Interview lauréate Tania Situm, étudiante

Publiée le 3 octobre 2014 dans Actualités,Édition 2014,Non classée


Tania Situm, 19 ans, presque 20, est originaire d’Argenteuil, dans le Val d’Oise. Après un baccalauréat scientifique, elle passe deux années en classes préparatoires à Paris, avec une option physique. Elle a entamé sa première année d’école d’ingénieur en septembre à l’EPITA.

« L’informatique représente pour moi un secteur dynamique promesse d’innovations qui permet à la fois de rester polyvalent », explique-t-elle. S’il lui reste encore trois ans d’études avant d’être diplômée, elle aimerait se tourner vers l’intelligence artificielle. « J’ai été marquée par un documentaire qui montrait que des chercheurs d’une université américaine avait permis à des personnes en fauteuil roulant de pouvoir retrouver une motricité avec un prototype de jambes bioniques », se souvient la jeune fille qui souhaiterait un jour se tourner vers l’innovation au service des besoins du quotidien.

Pourquoi avoir postulé au Trophée excellencia ?

J’ai découvert l’informatique en classes préparatoires et ça m’a tout de suite plu. Lorsque j’ai rencontré le directeur de l’EPITA, le jour du concours, j’ai eu l’occasion de discuter un peu avec lui. Il m’a parlé de ce Trophée et j’ai eu envie de tenter ma chance.

Que ressentez-vous après cette victoire ?
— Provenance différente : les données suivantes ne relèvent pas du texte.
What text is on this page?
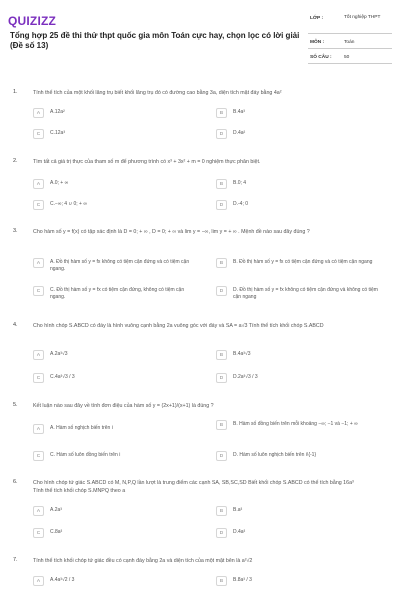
QUIZIZZ
Tổng hợp 25 đề thi thử thpt quốc gia môn Toán cực hay, chọn lọc có lời giải (Đề số 13)
LỚP :	Tốt nghiệp THPT
MÔN :	Toán
SỐ CÂU :	50
1.	Tính thể tích của một khối lăng trụ biết khối lăng trụ đó có đường cao bằng 3a, diện tích mặt đáy bằng 4a²
A	A.12a²	B	B.4a³
C	C.12a³	D	D.4a²
2.	Tìm tất cả giá trị thực của tham số m để phương trình có x³ + 3x² + m = 0 nghiệm thực phân biệt.
A	A.0; + ∞	B	B.0; 4
C	C.−∞; 4 ∪ 0; + ∞	D	D.-4; 0
3.	Cho hàm số y = f(x) có tập xác định là D = 0; + ∞ , D = 0; + ∞ và lim y = −∞, lim y = + ∞ . Mệnh đề nào sau đây đúng ?
A	A. Đồ thị hàm số y = fx không có tiệm cận đứng và có tiệm cận ngang.
B	B. Đồ thị hàm số y = fx có tiệm cận đứng và có tiệm cận ngang
C	C. Đồ thị hàm số y = fx có tiệm cận đứng, không có tiệm cận ngang.
D	D. Đồ thị hàm số y = fx không có tiệm cận đứng và không có tiệm cận ngang
4.	Cho hình chóp S.ABCD có đáy là hình vuông cạnh bằng 2a vuông góc với đáy và SA = a√3 Tính thể tích khối chóp S.ABCD
A	A.2a³√3	B	B.4a³√3
C	C.4a³√3 / 3	D	D.2a³√3 / 3
5.	Kết luận nào sau đây về tính đơn điệu của hàm số y = (2x+1)/(x+1) là đúng ?
A	A. Hàm số nghịch biến trên i	B	B. Hàm số đồng biến trên mỗi khoảng −∞; −1 và −1; + ∞
C	C. Hàm số luôn đồng biến trên i	D	D. Hàm số luôn nghịch biến trên i\{-1}
6.	Cho hình chóp tứ giác S.ABCD có M, N,P,Q lần lượt là trung điểm các cạnh SA, SB,SC,SD Biết khối chóp S.ABCD có thể tích bằng 16a³ Tính thể tích khối chóp S.MNPQ theo a
A	A.2a³	B	B.a³
C	C.8a³	D	D.4a³
7.	Tính thể tích khối chóp tứ giác đều có cạnh đáy bằng 2a và diện tích của một mặt bên là a²√2
A	A.4a³√2 / 3	B	B.8a³ / 3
Je suis un peu chamboulée. Ma famille est si fière, ça me motive encore plus. Mais c’est un vrai coup de pouce. Et surtout un premier pas dans la vie professionnelle. Car au-delà de la bourse, ce sont surtout des premiers contacts.

Qu’est-ce que cette victoire vous apportera ? J’ai déjà pu rencontrer plusieurs personnes du monde numérique et c’est une vraie chance. Je suis si heureuse de pouvoir commencer à me créer un réseau. Rencontrer des professionnels, c’est aussi la plus belle récompense.

Quels sont vos projets ?

D’abord, terminer mes études ! Le Trophée excellencia me donne encore plus envie de réussir. J’ai à présent toutes les cartes en main. Après mon diplôme, j’aimerais beaucoup avoir une première expérience professionnelle à l’étranger. Pas forcément dans une grande entreprise du numérique, les petites start-up jeunes et innovantes sont tout à fait passionnantes. Et puis un jour, qui sait, monter ma propre entreprise dans l’univers de l’intelligence artificielle ? Tout ce qui touche à la médecine me passionne. Pourquoi pas devenir entrepreneuse ? Je ne m’impose aucune barrière.